The Dow, which had been -466 points at its intra-day low, came in -113 points to -0.34%, while the S&P 500, now -12% from its all-time highs hit in the beginning of this year, was -0.43% on the day. The Nasdaq performed worst of all major indexes yet again today, -125 points or -0.95% — now -19% from its all-time highs in November — and the small-cap Russell 2000, with its domestic-led companies, outperformed the field, -0.23%.

The 10-year Treasury bond yield went back up above 2% for a time during regular trading today, and is +1.99% at this hour. By comparison, the 2-year yield is +1.70%. With the spread between the two now tighter than 30 basis points, we look to be closer to inverting this curve, which would be a strong indicator that an economic recession is on the horizon.

We saw the spread between the two yields dip below 1% only after the discovery of the Omicron variant in late November. Before that, you’d have to go back more than a year to see a sub-1% spread between 2s and 10s. The last time we saw an inversion, by the way, was for a very short time in late August 2019 — during the peak U.S.-China trade war — which did not result in a (non-Covid-related) recession.

Software giant Oracle (ORCL - Free Report) reported its first earnings miss since 2016 after Thursday’s close: $1.13 per share missed the Zacks consensus by four cents per share, on in-line revenues of $10.5 billion.

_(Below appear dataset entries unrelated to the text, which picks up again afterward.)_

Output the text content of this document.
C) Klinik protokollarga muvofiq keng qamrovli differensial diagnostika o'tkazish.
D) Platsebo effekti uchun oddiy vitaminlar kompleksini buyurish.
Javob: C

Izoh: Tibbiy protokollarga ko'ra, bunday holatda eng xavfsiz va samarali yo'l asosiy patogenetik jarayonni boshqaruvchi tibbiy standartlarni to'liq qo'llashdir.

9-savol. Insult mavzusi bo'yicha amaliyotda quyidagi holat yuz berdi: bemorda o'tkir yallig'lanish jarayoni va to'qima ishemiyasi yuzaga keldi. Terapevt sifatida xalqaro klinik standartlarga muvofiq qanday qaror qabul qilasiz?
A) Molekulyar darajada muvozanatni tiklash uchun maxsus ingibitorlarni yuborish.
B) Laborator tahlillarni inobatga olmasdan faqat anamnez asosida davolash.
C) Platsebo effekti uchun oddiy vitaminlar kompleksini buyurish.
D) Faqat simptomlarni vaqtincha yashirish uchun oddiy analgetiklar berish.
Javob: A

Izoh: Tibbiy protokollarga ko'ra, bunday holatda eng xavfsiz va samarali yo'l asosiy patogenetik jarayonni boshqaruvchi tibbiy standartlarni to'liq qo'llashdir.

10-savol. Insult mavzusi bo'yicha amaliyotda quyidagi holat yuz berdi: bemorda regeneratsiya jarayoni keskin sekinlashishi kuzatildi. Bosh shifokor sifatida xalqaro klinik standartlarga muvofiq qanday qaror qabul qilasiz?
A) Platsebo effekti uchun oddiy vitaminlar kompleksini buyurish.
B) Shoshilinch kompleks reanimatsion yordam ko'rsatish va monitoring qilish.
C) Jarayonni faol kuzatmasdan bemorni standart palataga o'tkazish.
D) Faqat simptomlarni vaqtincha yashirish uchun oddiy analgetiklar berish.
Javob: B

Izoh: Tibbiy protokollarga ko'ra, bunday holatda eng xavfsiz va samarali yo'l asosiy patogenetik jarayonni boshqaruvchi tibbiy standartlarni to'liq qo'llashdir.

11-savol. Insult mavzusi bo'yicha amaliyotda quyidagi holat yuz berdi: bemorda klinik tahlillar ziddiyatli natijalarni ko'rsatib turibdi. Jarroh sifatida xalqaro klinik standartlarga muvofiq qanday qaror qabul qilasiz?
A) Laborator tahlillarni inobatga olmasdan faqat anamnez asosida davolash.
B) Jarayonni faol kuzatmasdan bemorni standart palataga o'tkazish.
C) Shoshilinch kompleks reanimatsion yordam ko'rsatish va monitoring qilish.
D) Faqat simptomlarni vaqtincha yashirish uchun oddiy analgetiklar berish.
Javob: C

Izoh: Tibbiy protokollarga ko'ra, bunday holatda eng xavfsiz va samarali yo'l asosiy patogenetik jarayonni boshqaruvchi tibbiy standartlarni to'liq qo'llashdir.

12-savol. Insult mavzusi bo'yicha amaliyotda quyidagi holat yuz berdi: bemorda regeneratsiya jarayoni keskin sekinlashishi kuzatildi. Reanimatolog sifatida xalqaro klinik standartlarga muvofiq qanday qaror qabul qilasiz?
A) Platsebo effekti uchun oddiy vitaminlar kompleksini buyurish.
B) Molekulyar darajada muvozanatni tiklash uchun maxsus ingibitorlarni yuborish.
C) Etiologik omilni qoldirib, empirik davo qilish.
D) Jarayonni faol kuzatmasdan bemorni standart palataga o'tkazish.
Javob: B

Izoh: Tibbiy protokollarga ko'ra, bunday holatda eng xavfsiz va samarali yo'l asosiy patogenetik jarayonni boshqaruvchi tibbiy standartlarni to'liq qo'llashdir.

Its growing Cloud business brought in $2.8 billion in the quarter, +24% year over year, but shares have fallen 6% in late trading on the news. Oracle shares are down more than -12% year to date but +13.7% from this time a year ago.

With this morning’s Consumer Price Index (CPI) already reported at a higher-than-expected +7.9% year over year, we are mostly exhausted of most economic reads up until the Fed’s next monetary policy meeting mid-next week. The PPI results for February come out on Tuesday, and the Fed’s decision about raising interest rates joins Retail Sales and Import Prices for last month on the docket. Otherwise, we are tethered to the war in Ukraine and its global fallout.